The decision of by the Arbitration Tribunal regarding the border between Slovenia and Croatia will be announced on Thursday, June 29.
The ruling will be presented between 2 and 4 p.m. by the chair of the Arbitration Tribunal Gilbert Guillaume.
In accordance with Arbitration Agreement signed in Stockholm back in 2009, the tribunal will decide on the border between both countries both on land and at the sea, as well as determine Slovenia’s territorial access to international waters and the regime on the proper use of various maritime zones.

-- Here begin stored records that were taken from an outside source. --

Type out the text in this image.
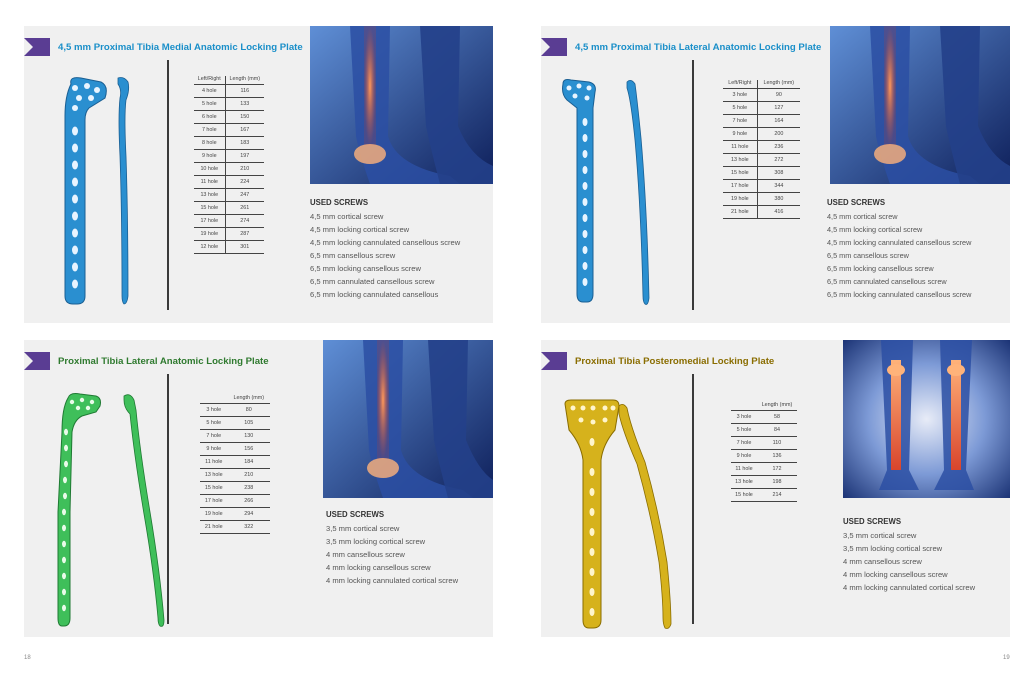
4,5 mm Proximal Tibia Medial Anatomic Locking Plate
Left/Right	Length (mm)
4 hole	116
5 hole	133
6 hole	150
7 hole	167
8 hole	183
9 hole	197
10 hole	210
11 hole	224
13 hole	247
15 hole	261
17 hole	274
19 hole	287
12 hole	301
USED SCREWS
4,5 mm cortical screw
4,5 mm locking cortical screw
4,5 mm locking cannulated cansellous screw
6,5 mm cansellous screw
6,5 mm locking cansellous screw
6,5 mm cannulated cansellous screw
6,5 mm locking cannulated cansellous
4,5 mm Proximal Tibia Lateral Anatomic Locking Plate
Left/Right	Length (mm)
3 hole	90
5 hole	127
7 hole	164
9 hole	200
11 hole	236
13 hole	272
15 hole	308
17 hole	344
19 hole	380
21 hole	416
USED SCREWS
4,5 mm cortical screw
4,5 mm locking cortical screw
4,5 mm locking cannulated cansellous screw
6,5 mm cansellous screw
6,5 mm locking cansellous screw
6,5 mm cannulated cansellous screw
6,5 mm locking cannulated cansellous screw
Proximal Tibia Lateral Anatomic Locking Plate
	Length (mm)
3 hole	80
5 hole	105
7 hole	130
9 hole	156
11 hole	184
13 hole	210
15 hole	238
17 hole	266
19 hole	294
21 hole	322
USED SCREWS
3,5 mm cortical screw
3,5 mm locking cortical screw
4 mm cansellous screw
4 mm locking cansellous screw
4 mm locking cannulated cortical screw
Proximal Tibia Posteromedial Locking Plate
	Length (mm)
3 hole	58
5 hole	84
7 hole	110
9 hole	136
11 hole	172
13 hole	198
15 hole	214
USED SCREWS
3,5 mm cortical screw
3,5 mm locking cortical screw
4 mm cansellous screw
4 mm locking cansellous screw
4 mm locking cannulated cortical screw
18	19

The border must be defined based on the “rules and the principles of international law,” while for the issue of territorial access and the use of maritime areas, the principles of “justice and neighborly relations” must be considered to reach “a fair and just decision.”
Croatia insists that the arbitration process is dead because of an eavesdropping incident that, according to Croatia, damaged the integrity of the process to such an extent that the country can no longer participate in it. In 2015, Croatian media and political sources leaked wiretapped conversations between the Slovenian arbitration judge Jernej Sekolec and the Slovenian agent Simona Drenik. Someone had wiretapped their telephone conversation on November 5, 2014, on January 11, 2015, and possibly on other occasions as well. The contents of the conversations revealed that Slovenia had violated the arbitration agreement. The Arbitration Tribunal later decided that it could still make an independent and impartial decision. Croatia’s decision to withdraw from the process was criticized by the European Commission. The speech by Germany’s political representative at the Brdo Process gathering indicates that the EU’s most populous country is also expecting international law to be respected. The National Investigations Bureau has filed a criminal complaint regarding the incident, which it expanded with additional findings earlier this year.
“As we have pledged, Slovenia will abide by the decision of the Arbitration Tribunal, and I expect Croatia to do the same,” said Prime Minister Miro Cerar in response to the announcement made in The Hague.